En este mundo contemporáneo, en el que la ciencia es la unica verdad absoluta, cree ud que la sencibilidad, de la cual el artista de épocas pasadas utlizaba, pues era de relevancia. pueda hoy, o quizas mas adelante, posarse como verdades más importantes que las que la ciencia nos provee. lo digo porque hay verdades que nunca consideramos importantes,como las que nos dicta el corazón. verdades mas vicerales, no tan deshumanizadas, no tan absolutas, pero si mas confortables al ser. y lo digo porque el arte puede trasformar al individuo de manera catartica.

Unknown dijo...

hola doctor.
primero que nada un fuerte abrazo desde matamoros mexico.

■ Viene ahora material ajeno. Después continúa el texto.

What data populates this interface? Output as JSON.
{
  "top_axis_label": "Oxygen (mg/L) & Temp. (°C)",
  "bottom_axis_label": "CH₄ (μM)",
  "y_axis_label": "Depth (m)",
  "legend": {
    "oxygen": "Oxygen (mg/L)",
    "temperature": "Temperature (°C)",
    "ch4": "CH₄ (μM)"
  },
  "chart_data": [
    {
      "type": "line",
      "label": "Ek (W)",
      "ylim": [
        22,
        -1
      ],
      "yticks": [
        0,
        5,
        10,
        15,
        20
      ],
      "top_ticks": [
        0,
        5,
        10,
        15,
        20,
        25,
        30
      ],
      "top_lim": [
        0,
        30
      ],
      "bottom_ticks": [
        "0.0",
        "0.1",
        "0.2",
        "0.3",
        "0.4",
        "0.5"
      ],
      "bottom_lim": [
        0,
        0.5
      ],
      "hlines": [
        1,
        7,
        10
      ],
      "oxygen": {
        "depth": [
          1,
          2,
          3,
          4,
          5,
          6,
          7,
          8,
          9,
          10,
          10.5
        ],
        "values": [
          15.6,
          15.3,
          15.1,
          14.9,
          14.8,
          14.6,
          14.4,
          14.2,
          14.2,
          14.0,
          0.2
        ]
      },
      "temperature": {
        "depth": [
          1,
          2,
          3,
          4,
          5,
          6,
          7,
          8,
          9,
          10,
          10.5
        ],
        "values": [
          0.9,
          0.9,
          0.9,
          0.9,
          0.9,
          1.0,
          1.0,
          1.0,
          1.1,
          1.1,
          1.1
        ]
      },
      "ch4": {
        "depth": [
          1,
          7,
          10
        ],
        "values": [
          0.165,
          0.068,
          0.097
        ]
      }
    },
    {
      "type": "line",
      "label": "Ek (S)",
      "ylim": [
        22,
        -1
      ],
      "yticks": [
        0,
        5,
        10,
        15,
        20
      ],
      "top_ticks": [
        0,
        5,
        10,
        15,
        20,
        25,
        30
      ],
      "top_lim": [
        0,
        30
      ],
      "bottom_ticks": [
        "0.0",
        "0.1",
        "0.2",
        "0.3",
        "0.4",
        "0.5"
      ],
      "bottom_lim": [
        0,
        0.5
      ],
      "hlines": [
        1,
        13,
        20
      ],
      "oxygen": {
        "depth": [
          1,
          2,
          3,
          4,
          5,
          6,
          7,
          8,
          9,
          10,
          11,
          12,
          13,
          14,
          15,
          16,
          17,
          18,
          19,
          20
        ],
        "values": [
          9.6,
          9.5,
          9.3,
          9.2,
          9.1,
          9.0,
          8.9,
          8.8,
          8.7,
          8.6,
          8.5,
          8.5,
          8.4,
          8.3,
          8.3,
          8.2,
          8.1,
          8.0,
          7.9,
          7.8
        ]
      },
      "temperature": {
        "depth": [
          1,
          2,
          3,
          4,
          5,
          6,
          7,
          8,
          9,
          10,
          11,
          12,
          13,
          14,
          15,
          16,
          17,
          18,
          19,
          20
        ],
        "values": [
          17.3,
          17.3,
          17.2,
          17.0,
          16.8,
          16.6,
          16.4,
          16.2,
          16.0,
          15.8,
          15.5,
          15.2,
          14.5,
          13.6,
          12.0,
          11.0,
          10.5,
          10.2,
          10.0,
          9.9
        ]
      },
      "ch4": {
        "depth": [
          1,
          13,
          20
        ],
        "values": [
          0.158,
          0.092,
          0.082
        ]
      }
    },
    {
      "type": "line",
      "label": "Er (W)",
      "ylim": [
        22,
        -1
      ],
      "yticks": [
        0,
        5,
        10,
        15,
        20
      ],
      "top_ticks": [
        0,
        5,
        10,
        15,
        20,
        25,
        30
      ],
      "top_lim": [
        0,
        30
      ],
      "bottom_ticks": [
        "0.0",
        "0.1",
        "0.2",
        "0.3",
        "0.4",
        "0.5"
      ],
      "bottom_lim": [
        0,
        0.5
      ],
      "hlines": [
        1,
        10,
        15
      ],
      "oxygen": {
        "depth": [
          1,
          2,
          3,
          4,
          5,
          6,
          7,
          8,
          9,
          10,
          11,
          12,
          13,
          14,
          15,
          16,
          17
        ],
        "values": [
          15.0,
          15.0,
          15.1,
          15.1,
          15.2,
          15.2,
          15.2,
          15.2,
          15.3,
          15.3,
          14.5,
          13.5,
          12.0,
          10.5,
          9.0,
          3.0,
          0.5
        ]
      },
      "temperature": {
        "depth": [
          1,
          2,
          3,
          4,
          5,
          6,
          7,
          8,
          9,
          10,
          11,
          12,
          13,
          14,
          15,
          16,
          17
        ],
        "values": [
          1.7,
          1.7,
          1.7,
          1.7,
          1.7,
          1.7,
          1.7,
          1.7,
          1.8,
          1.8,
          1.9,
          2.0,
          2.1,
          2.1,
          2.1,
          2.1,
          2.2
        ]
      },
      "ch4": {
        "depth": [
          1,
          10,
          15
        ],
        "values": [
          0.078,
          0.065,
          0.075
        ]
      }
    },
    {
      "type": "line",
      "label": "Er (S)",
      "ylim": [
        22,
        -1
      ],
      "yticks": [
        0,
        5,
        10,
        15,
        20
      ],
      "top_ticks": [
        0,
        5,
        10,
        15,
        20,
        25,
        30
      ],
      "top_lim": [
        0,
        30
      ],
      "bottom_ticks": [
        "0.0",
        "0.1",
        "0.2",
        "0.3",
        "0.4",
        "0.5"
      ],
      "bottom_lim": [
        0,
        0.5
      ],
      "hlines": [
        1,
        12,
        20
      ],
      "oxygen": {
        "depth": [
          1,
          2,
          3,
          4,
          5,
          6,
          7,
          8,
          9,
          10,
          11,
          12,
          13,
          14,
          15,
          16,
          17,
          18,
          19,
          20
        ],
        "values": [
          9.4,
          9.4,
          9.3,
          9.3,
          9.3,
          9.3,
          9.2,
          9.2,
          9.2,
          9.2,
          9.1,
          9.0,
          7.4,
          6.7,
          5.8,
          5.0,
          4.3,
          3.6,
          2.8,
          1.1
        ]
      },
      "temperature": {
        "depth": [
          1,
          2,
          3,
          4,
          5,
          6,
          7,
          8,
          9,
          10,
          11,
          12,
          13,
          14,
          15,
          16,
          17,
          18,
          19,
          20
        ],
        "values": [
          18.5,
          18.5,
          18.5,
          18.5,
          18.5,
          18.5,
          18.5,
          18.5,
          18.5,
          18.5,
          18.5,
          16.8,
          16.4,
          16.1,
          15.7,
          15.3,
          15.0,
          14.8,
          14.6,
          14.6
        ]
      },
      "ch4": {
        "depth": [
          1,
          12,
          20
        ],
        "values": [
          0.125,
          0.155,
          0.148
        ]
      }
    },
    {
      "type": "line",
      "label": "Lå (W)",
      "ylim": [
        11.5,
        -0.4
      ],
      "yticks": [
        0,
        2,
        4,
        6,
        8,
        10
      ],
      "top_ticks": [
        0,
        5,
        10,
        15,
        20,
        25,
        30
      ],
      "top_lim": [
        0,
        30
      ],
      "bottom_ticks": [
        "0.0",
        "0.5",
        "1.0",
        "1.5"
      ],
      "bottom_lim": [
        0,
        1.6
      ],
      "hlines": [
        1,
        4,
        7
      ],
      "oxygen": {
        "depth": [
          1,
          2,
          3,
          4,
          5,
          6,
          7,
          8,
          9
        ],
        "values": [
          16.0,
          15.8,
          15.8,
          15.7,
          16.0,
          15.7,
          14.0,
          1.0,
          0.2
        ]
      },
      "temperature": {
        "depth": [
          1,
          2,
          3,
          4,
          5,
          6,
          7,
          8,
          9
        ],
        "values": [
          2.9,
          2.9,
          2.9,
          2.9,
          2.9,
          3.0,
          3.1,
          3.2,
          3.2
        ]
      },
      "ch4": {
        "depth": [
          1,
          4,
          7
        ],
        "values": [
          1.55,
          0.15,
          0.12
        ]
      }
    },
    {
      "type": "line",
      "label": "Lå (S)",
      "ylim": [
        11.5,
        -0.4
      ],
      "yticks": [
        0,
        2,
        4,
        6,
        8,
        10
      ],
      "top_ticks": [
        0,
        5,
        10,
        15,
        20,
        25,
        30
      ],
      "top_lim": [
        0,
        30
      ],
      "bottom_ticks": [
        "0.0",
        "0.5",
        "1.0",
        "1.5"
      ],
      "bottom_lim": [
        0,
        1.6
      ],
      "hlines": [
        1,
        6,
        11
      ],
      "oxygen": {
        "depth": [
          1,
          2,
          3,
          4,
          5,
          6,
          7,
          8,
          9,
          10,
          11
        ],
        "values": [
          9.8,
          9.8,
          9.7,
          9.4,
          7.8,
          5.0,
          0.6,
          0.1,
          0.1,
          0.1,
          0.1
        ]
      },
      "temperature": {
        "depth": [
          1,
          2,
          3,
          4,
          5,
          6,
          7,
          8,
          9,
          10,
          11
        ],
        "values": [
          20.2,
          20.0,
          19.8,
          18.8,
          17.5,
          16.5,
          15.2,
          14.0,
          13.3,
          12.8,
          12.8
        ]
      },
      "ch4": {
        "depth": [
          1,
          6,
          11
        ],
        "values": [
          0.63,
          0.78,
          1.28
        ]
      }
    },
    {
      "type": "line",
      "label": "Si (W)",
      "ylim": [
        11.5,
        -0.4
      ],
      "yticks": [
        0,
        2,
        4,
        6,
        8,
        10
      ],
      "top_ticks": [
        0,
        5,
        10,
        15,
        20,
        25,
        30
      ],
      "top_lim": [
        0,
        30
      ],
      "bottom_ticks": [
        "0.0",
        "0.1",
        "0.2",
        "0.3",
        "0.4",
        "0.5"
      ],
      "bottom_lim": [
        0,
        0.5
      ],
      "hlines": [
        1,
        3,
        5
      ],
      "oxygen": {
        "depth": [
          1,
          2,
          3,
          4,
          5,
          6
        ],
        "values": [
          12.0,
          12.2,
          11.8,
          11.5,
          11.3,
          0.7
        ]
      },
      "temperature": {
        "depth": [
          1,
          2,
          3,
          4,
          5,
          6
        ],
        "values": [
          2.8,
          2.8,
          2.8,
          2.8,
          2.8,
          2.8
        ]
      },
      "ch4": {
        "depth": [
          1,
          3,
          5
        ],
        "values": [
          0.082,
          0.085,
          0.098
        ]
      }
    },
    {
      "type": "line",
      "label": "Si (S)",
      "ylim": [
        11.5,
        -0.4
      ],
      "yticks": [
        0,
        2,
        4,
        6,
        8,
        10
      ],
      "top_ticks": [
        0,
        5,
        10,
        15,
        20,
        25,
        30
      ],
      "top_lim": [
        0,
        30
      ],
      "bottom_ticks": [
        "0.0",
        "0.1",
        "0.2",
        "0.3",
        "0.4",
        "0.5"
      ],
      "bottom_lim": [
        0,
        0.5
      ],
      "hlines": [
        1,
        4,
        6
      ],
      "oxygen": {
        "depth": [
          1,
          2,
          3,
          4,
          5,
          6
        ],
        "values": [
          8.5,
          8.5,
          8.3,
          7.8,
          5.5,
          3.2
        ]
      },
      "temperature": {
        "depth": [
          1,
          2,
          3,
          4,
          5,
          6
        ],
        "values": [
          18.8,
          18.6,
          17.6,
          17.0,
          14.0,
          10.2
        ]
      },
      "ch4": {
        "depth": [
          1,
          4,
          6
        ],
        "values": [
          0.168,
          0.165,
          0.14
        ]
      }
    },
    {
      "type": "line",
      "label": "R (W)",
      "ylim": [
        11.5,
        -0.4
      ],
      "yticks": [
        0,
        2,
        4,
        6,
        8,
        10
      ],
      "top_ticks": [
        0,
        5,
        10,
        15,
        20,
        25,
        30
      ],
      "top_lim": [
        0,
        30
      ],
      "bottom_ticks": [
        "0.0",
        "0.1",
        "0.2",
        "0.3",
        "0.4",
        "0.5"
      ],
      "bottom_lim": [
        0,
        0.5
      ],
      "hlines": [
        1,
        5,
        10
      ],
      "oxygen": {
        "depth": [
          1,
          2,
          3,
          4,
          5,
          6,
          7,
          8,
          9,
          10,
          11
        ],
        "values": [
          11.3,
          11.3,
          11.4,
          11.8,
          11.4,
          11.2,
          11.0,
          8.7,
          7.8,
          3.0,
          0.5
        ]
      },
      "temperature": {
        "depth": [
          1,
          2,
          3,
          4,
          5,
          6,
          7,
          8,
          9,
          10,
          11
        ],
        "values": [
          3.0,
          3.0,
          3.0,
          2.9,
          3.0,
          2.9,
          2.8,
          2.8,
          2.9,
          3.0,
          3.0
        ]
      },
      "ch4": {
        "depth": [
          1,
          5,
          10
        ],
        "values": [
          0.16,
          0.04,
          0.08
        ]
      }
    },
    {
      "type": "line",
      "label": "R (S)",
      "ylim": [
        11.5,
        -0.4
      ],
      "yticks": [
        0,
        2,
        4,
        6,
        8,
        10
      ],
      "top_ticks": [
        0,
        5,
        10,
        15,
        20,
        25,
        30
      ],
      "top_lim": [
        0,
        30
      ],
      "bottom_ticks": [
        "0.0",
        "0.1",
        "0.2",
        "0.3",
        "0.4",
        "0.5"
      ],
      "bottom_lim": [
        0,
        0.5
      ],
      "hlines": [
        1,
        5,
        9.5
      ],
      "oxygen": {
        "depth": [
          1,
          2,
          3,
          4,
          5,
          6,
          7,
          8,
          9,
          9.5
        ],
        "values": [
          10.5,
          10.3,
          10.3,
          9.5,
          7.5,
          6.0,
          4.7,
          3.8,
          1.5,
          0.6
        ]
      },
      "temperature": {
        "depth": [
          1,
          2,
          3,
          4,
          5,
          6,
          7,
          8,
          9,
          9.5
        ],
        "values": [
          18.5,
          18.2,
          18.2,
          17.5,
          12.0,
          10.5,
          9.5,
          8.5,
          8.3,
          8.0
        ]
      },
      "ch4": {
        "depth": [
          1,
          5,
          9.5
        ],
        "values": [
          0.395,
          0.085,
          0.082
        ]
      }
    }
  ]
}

quisiera cometarle que leonardo da vinci desde el punto de vista matematico es indiscutiblemente admirable sobre todo en su obra el hombre del vitruvio, ya que plasma la divina proporcion del cuerpo humano en relacion con la matematica en donde trataba de vincular el cuerpo humano con la arquitectura,en donde representa las proporciones que podian establecerse con el cuerpo humano. Para el el hombre era el modelo del universo y lo maravilloso es que podia vincular lo que descubria con el interior del ser humano y su naturaleza.